Le Docteur le fusilla du regard.

-Jack.

-Non. Laissez-moi parler. Le regard du jeune homme se fit mortellement sérieux. Je n'ai pas d'argent. Mais je peux quand même aider. Il secoua la tête. Un vaisseau comme le vôtre, vous pouvez forcément utiliser un coup de main. Je suis un pilote, Doc, et un mécanicien. Je peux apprendre.

Le Seigneur du temps le dévisagea, pensif. L'aider à entretenir le Tardis ? Pourquoi pas, après tout. Jack avait raison, il était compétent, et le Docteur ne pouvait pas nier qu'il apprécierait un coup de pouce de temps en temps.

Et peut-être, serait-ce aussi l'occasion de se rapprocher de son nouveau compagnon de voyage.

Les yeux bleus de Jack étaient emplis d'un tel espoir, qu'il sentit un sourire étirer ses lèvres, la perspective de partager son savoir l'enthousiasmant d'une manière qu'il n'avait pas ressentie en des années.

Et si cela lui permettait de résoudre cette question si délicate..

Se redressant, il pointa du doigt le brun, affectant son regard le plus sévère.

-Uniquement sous mes ordres.

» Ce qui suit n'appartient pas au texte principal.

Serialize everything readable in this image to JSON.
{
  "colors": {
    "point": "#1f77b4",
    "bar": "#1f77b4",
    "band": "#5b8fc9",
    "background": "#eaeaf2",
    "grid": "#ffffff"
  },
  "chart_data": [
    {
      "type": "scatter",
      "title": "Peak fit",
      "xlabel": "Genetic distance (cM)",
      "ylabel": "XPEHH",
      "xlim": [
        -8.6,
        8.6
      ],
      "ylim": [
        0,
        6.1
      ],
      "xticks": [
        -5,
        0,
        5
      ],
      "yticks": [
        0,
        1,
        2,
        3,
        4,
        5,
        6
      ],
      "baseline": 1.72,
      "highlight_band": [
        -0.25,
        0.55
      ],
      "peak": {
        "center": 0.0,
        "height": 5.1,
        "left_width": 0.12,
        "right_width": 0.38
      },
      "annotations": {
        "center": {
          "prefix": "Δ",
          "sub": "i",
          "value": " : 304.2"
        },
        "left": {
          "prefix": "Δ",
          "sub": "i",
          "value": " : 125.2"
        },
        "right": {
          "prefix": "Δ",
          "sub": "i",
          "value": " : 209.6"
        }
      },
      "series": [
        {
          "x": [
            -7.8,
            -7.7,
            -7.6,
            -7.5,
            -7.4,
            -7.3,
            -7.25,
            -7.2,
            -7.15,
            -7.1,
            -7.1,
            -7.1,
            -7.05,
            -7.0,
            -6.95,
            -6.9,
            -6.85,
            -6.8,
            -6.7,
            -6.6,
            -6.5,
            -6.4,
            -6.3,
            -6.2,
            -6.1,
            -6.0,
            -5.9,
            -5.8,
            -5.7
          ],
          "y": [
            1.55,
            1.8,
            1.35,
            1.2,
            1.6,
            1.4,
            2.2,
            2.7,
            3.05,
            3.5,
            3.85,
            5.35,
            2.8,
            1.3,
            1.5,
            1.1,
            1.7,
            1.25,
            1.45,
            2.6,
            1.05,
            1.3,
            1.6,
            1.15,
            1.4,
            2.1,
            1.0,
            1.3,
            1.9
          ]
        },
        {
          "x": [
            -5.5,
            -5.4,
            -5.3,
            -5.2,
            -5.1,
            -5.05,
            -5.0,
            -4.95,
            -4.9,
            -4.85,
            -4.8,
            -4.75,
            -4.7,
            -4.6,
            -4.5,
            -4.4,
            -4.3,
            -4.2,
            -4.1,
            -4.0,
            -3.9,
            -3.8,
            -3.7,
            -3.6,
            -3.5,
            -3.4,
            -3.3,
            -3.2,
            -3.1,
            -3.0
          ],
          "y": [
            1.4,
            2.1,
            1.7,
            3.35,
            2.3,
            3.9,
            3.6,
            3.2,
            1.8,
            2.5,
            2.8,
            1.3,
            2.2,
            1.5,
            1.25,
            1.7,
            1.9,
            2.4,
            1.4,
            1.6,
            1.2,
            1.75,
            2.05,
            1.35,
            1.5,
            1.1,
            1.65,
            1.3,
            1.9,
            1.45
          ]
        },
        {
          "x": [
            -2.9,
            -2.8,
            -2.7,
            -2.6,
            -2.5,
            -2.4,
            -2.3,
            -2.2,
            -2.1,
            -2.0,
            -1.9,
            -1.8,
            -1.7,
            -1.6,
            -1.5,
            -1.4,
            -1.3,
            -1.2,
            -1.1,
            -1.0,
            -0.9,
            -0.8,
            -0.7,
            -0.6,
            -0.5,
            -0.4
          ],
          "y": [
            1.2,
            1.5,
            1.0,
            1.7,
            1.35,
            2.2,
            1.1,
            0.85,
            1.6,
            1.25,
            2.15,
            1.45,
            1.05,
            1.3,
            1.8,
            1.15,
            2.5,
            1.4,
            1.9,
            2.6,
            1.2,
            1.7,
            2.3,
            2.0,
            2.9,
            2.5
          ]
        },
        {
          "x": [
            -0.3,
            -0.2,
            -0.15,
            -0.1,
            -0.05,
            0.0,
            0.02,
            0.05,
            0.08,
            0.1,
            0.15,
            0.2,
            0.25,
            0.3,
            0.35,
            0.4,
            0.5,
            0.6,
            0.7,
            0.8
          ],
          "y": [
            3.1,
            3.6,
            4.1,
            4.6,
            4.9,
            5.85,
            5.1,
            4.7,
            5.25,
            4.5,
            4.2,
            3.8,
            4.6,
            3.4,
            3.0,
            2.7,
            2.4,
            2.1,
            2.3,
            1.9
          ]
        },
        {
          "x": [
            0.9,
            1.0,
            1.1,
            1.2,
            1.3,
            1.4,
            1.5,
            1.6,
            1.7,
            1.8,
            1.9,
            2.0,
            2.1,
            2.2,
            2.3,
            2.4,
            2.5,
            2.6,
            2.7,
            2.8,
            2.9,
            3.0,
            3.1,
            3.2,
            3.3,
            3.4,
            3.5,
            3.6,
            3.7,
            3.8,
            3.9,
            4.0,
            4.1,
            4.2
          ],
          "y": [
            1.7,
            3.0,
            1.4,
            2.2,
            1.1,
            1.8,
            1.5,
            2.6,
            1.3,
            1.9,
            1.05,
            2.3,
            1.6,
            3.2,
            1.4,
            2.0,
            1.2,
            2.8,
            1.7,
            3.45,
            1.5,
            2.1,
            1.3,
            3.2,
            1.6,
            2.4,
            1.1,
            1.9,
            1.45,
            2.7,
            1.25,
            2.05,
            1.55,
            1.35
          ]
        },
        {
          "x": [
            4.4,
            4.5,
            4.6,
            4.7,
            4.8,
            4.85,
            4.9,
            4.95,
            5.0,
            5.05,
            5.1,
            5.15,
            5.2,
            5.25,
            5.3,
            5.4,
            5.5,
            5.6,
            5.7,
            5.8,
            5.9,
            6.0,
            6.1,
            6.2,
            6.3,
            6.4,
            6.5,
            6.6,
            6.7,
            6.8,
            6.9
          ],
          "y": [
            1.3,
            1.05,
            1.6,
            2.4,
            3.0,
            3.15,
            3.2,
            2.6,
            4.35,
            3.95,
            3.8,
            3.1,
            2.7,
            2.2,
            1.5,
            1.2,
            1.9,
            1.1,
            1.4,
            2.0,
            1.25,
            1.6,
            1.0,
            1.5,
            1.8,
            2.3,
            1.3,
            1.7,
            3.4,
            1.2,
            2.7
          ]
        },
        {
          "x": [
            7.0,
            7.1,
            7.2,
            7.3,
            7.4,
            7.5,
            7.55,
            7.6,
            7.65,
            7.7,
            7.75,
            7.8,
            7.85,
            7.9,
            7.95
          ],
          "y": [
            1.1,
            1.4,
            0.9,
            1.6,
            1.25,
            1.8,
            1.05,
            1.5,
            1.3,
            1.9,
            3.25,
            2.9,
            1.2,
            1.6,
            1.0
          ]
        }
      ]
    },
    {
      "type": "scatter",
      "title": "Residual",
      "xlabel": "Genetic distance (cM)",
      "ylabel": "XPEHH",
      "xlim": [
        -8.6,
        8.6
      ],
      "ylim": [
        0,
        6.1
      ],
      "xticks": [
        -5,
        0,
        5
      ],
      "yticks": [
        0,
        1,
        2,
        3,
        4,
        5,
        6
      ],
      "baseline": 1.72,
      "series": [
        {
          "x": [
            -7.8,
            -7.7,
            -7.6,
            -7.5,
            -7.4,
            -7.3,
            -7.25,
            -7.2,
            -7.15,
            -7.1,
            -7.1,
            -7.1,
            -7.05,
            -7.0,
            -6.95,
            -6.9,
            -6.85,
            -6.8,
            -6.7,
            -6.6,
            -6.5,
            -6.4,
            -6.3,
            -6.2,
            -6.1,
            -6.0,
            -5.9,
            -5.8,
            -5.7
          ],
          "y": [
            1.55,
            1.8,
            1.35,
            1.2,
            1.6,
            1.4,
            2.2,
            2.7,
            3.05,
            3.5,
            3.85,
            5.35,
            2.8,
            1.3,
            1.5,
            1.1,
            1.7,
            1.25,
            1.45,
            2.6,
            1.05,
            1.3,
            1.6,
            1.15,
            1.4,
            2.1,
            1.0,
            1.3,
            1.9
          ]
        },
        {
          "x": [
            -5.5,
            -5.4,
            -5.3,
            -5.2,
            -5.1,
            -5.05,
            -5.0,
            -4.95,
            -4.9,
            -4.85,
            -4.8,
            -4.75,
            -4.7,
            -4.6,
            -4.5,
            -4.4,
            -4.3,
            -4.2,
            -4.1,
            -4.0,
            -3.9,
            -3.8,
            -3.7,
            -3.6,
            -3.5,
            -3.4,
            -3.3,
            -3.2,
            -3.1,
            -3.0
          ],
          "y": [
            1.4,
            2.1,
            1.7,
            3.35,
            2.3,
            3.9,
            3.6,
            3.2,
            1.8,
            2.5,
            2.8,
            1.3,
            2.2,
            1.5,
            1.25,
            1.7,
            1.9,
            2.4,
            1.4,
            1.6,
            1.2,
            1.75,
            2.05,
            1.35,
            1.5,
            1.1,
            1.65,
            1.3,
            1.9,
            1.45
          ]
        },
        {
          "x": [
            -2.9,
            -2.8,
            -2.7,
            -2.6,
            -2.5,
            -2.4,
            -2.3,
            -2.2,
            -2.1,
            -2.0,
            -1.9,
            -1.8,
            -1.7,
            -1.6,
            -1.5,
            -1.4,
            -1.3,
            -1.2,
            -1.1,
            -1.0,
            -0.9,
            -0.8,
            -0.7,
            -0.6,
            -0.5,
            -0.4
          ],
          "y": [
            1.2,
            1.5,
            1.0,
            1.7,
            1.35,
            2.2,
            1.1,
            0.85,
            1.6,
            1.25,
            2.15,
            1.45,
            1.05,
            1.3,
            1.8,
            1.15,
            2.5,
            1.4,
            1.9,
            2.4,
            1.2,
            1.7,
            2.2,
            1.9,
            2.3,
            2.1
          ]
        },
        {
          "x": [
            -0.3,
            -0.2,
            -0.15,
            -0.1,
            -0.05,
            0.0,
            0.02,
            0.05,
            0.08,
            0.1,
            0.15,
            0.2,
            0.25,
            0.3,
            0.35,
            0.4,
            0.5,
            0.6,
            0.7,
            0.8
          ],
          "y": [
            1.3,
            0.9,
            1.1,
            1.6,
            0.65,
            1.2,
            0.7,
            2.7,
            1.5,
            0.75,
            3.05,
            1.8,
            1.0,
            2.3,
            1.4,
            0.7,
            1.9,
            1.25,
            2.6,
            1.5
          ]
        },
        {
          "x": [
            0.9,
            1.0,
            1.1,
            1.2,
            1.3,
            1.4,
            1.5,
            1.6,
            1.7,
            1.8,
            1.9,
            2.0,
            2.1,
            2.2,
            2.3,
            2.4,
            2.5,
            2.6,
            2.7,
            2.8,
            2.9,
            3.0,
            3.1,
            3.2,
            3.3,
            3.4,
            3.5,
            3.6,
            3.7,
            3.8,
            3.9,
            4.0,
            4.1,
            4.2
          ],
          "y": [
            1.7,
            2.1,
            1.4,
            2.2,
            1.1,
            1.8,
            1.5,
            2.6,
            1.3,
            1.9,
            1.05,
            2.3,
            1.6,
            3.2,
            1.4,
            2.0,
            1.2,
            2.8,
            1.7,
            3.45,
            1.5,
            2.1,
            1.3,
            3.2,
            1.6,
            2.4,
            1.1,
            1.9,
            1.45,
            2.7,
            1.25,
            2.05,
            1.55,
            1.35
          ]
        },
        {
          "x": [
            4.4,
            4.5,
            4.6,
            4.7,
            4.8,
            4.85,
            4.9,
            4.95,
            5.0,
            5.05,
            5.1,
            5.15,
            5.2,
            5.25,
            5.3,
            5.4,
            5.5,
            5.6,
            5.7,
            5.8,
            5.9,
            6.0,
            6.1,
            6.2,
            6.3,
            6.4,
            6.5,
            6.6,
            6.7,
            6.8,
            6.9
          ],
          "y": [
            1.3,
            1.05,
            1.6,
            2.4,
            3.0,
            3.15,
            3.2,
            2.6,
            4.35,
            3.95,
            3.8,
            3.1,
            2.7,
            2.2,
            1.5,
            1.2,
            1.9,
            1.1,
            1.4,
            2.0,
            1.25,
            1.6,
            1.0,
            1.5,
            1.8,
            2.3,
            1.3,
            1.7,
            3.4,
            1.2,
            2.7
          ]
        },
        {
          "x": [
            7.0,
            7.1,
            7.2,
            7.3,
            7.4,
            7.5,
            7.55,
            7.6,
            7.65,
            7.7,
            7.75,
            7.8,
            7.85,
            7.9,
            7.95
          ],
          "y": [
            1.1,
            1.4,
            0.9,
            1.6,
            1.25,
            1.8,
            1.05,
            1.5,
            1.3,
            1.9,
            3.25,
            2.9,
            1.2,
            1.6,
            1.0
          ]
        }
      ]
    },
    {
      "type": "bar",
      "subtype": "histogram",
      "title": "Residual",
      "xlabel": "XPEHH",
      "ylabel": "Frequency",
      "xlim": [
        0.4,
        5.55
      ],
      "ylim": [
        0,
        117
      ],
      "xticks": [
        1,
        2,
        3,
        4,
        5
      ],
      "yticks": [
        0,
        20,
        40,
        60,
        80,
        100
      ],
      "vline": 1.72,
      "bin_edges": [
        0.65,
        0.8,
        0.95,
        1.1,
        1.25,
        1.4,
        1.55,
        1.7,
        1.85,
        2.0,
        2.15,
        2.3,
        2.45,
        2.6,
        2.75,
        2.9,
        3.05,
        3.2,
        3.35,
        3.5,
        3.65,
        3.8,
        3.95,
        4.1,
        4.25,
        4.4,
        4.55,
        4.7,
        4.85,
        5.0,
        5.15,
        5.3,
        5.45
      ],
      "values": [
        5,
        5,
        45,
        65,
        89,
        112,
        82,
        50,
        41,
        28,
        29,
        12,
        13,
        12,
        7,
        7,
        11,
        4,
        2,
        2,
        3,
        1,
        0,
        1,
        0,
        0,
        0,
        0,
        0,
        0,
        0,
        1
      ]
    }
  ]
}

Et jamais seul.

Jack explosa de rire, avant de saisir sa main, la serrant avec fermeté.

-Comme si vous me laisseriez seul. Vous aimez trop regarder mes fesses.

-Jack.

Celui-ci lui lança un clin d'œil, avant de s'attaquer avec enthousiasme à son assiette. Le Seigneur du temps le regarda faire avec sévérité, mais ses prunelles pétillaient.

Dès leur retour à bord du vaisseau, il apprendrait à Jack à nettoyer les fusibles temporels.

Il était temps que le capitaine paye sa dette.